Despite his great scientific achievements, however, Franklin always believed that public service was more important than science, and his political contributions to the formation of the United States were substantial. He had a hand in the writing of the Declaration of Independence, contributed to the drafting of the Articles of Confederation—America’s first national constitution—and was the oldest member of the Constitutional Convention of 1787 that wrote the Constitution of the United States of America in Philadelphia.
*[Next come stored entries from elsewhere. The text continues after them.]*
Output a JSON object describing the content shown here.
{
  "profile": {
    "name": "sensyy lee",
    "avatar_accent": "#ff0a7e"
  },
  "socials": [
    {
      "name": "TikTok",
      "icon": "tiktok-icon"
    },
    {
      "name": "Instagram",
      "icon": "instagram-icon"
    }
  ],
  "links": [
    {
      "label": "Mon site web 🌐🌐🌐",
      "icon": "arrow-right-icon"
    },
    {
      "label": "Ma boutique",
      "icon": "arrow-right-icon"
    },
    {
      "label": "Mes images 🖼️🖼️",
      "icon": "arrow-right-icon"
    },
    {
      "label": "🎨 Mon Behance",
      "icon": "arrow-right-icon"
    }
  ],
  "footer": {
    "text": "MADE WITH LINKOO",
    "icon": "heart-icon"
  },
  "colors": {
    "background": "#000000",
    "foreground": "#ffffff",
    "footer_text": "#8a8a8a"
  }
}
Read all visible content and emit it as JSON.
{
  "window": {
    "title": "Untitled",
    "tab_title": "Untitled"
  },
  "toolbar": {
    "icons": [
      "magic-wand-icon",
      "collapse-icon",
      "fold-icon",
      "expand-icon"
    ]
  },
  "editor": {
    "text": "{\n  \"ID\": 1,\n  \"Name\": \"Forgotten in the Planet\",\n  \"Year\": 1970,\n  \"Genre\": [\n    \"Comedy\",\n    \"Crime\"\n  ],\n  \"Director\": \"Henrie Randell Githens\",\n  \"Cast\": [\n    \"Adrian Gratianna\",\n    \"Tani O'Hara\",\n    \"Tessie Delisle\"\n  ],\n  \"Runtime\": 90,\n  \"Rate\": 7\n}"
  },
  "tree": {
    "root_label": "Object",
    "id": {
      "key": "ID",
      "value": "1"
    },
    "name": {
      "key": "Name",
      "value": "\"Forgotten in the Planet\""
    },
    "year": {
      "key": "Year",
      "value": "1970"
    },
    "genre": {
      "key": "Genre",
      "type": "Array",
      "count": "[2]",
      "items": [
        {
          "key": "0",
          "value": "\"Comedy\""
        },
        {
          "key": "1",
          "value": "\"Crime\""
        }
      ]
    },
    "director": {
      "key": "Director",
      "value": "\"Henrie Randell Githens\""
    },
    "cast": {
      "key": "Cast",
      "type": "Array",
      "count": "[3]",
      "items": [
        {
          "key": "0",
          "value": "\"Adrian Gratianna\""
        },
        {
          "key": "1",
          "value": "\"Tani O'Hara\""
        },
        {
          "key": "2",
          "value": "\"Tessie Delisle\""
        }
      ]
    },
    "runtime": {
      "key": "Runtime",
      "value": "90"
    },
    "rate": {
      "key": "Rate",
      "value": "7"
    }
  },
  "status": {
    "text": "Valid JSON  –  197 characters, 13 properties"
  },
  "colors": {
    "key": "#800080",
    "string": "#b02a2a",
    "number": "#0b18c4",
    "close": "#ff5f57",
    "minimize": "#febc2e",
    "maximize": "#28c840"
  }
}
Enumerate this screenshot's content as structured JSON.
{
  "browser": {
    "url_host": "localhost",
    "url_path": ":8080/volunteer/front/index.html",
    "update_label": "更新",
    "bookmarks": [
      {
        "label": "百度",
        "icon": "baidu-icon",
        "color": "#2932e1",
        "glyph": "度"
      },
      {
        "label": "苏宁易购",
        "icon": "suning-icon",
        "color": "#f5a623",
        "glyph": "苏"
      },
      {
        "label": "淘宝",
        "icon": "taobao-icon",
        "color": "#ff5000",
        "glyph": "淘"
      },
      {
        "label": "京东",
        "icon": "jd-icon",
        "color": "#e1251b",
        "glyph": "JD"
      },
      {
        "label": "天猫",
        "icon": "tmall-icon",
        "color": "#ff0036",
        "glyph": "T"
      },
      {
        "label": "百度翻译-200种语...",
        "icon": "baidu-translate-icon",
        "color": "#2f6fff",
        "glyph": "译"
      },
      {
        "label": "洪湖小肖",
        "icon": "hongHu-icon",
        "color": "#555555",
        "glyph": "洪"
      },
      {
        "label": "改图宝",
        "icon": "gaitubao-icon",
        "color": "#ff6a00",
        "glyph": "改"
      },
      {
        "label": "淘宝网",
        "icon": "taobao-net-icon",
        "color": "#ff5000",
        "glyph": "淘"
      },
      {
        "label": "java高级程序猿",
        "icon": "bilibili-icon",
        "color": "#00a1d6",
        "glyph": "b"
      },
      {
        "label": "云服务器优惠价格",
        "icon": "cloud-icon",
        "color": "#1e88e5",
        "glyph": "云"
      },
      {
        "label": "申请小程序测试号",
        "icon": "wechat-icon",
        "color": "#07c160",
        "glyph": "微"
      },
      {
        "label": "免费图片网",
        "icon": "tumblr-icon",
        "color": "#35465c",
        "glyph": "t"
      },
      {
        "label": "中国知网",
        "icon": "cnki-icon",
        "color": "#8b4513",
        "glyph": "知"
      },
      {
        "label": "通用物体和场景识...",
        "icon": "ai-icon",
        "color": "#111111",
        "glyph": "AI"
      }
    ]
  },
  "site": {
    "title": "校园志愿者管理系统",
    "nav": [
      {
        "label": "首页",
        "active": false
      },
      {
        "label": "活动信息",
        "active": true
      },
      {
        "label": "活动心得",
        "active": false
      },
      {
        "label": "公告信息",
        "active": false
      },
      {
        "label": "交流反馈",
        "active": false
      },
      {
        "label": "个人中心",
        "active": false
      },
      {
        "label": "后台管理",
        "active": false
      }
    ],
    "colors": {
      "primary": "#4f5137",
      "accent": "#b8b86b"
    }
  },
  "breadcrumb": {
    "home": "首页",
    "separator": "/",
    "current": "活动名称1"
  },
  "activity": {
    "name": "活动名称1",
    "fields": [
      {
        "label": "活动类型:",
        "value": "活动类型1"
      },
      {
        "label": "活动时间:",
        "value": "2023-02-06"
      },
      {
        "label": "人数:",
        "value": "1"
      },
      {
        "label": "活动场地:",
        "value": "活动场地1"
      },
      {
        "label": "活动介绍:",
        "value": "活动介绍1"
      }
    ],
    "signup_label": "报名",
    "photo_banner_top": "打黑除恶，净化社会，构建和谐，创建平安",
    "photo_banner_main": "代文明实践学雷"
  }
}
More important, as diplomatic representative of the new American republic in France during the Revolution, he secured both diplomatic recognition and financial and military aid from the government of Louis XVI and was a crucial member of the commission that negotiated the treaty by which Great Britain recognized its former 13 colonies as a sovereign nation. Since no one else could have accomplished all that he did in France during the Revolution, he can quite plausibly be regarded as America’s greatest diplomat.
Equally significant perhaps were Franklin’s many contributions to the comfort and safety of daily life, especially in his adopted city of Philadelphia. No civic project was too large or too small for his interest. In addition to his lightning rod and his Franklin stove (a wood-burning stove that warmed American homes for more than 200 years), he invented bifocal glasses, the odometer, and the glass harmonica (armonica). He had ideas about everything—from the nature of the Gulf Stream to the cause of the common cold. He suggested the notions of matching grants and Daylight Saving Time. Almost single-handedly he helped to create a civic society for the inhabitants of Philadelphia. Moreover, he helped to establish new institutions that people now take for granted: a fire company, a library, an insurance company, an academy, and a hospital.